Lithuania introduces the euro: Confidence vote for the currency

Lithuania adopted the euro on January 1, 2015, as the 19th country to do so. The euro is also used as legal tender by some small non-member countries like Montenegro, while others, such as some in West and Central Africa, have pegged their currencies legally to the euro, writes Prince Michael of Liechtenstein.

Opinions on the principle of the euro are divided. Germany’s Chancellor Angela Merkel once said that the end of the euro would be the end of the European Union. On the other side, the euro is given as the main reason for southern European economies being uncompetitive and, therefore, responsible for the fiscal problems in these countries. The argument is that if weak countries had their own currencies they could devalue and be more competitive.

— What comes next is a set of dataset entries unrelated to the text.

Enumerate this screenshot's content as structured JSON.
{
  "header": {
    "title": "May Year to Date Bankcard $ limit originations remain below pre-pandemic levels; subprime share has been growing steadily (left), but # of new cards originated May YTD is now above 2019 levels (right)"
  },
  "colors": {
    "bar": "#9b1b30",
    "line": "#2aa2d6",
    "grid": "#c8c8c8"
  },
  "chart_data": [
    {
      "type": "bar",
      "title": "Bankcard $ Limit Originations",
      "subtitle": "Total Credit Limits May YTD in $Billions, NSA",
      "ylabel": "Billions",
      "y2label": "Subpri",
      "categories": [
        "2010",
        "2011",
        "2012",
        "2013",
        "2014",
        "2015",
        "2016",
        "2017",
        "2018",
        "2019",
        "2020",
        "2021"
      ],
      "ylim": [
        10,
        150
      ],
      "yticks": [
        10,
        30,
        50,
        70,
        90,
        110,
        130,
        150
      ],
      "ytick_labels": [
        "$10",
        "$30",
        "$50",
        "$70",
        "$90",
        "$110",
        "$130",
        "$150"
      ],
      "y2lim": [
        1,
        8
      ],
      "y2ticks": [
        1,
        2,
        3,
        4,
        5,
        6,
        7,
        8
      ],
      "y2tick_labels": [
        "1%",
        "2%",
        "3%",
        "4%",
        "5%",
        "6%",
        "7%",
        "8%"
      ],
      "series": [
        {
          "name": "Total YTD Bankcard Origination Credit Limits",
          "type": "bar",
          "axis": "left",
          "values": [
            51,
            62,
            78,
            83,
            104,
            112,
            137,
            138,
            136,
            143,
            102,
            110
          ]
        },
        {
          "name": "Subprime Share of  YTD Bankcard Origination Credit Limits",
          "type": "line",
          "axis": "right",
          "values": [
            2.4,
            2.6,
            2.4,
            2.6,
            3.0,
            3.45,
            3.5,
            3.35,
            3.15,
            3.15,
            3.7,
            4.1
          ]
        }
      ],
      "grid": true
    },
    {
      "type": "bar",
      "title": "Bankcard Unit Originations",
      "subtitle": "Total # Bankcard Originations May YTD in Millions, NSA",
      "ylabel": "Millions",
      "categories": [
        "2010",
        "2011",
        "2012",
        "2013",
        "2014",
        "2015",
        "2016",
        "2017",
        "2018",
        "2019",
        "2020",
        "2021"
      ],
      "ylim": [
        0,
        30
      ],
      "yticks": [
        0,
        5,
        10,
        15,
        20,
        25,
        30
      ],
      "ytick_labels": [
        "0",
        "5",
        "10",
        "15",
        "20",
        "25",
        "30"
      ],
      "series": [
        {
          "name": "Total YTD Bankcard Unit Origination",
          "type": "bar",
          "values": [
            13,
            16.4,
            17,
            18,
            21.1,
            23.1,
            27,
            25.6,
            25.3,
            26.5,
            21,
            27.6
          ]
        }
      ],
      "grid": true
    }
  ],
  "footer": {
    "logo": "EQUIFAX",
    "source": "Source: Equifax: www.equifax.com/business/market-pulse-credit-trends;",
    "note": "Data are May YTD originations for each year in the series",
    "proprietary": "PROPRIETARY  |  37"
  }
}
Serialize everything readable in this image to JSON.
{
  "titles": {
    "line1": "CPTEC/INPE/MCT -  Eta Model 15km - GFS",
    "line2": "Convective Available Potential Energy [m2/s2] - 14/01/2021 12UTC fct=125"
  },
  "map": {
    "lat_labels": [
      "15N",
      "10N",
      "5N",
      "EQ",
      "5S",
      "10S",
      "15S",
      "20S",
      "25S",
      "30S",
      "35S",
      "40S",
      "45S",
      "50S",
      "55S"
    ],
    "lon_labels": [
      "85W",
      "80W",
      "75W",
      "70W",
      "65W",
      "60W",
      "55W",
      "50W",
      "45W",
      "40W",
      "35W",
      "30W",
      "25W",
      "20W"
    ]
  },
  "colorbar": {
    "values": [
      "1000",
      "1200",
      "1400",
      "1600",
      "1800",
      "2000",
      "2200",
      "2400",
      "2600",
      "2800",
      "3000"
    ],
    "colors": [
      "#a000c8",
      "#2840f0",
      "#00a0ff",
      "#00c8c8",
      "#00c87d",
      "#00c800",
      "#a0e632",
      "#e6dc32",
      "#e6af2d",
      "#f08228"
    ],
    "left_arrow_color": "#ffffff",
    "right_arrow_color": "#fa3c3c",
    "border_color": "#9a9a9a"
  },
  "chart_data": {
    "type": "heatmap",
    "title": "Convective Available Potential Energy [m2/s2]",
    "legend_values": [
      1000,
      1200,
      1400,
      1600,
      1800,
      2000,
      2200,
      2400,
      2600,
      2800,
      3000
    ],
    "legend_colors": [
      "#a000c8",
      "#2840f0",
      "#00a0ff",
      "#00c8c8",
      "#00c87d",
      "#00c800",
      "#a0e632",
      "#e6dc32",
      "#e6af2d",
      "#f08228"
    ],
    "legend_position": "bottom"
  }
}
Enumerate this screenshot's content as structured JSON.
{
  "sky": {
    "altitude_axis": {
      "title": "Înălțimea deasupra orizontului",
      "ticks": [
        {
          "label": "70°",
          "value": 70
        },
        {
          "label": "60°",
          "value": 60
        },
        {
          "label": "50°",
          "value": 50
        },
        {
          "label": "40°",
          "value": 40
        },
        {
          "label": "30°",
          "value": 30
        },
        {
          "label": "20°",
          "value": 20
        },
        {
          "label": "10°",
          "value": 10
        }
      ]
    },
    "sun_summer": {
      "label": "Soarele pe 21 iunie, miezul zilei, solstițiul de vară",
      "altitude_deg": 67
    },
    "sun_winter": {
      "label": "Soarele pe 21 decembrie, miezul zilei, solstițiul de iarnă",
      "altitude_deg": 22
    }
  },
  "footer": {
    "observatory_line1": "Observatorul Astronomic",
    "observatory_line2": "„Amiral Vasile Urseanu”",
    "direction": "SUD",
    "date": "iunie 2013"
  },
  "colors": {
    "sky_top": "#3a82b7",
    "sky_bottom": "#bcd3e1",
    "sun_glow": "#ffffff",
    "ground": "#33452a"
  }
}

In some northern European countries anti-euro and anti-European Central Bank perceptions exist. Expansionary monetary policy, especially buying the sovereign bonds of weak member countries, is considered negative. This argument has some justification as the ECB becomes involved in fiscal politics, directly supporting countries in distress.

This is not the ECB's mission. Its role is to set monetary policies, independent of politics, in order to guarantee the euro’s stability.

It is widely believed in Europe and the US, although not supported by facts, that a harmonised economic policy is necessary to get one currency to work. This lack of common economic policy is advanced as the euro’s problem.

Looking behind the emotion and pre-suppositions, the euro itself is not the problem. But problems are manifold:

- Lack of respect for the criteria for reasons of political expediency: The EU’s two largest members - Germany and France - broke the criteria of a maximum deficit of 3.5 per cent of GDP a year after the euro was introduced. This set a lethal example to others. When Greece joined the eurozone all principles were ignored.

- Irresponsible overspending by member countries: Excessive sovereign debt is not caused by the euro but by populist politics. Political parties in different countries are basically buying votes through favours to the public. The problem was easy finance as public debt from eurozone countries had top investment-grade ratings, against all economic logic.

- The density of the European regulatory framework, exacerbated by national regulations, caused problems for southern European businesses adapting to a competitive level in an open market. Currency devaluation is only a short-term remedy. It would have been better to give them more time to adapt with fewer regulations. The regulatory framework also gave existing large businesses a huge competitive advantage.

- As construction boomed, thanks to low interest rates and EU grants, large parts of the economy were readjusted to construction, especially in Greece and Spain. Disaster was imminent once the boom ended. Low euro interest rates helped create debt and a property bubble.

We can still consider the euro a positive achievement even with all its weaknesses. The looming danger is that the ECB could become increasingly politically expedient, buying more sovereign debt and therefore supporting irresponsible politics.

A return to respecting the criteria is essential.

Not every country has to remain in the eurozone if it is unable or unwilling to meet the targets. The departure of Greece, for example, should be possible without causing a European disaster.

Lithuania had pegged its currency, the lita, to the euro since 2002 for reasons of trade policy and to avoid strong fluctuations on its small currency. Lithuania, a small country, did its homework like other Baltic countries. Finally joining the eurozone officially is a positive sign of confidence - in both the euro and Lithuania’s economy.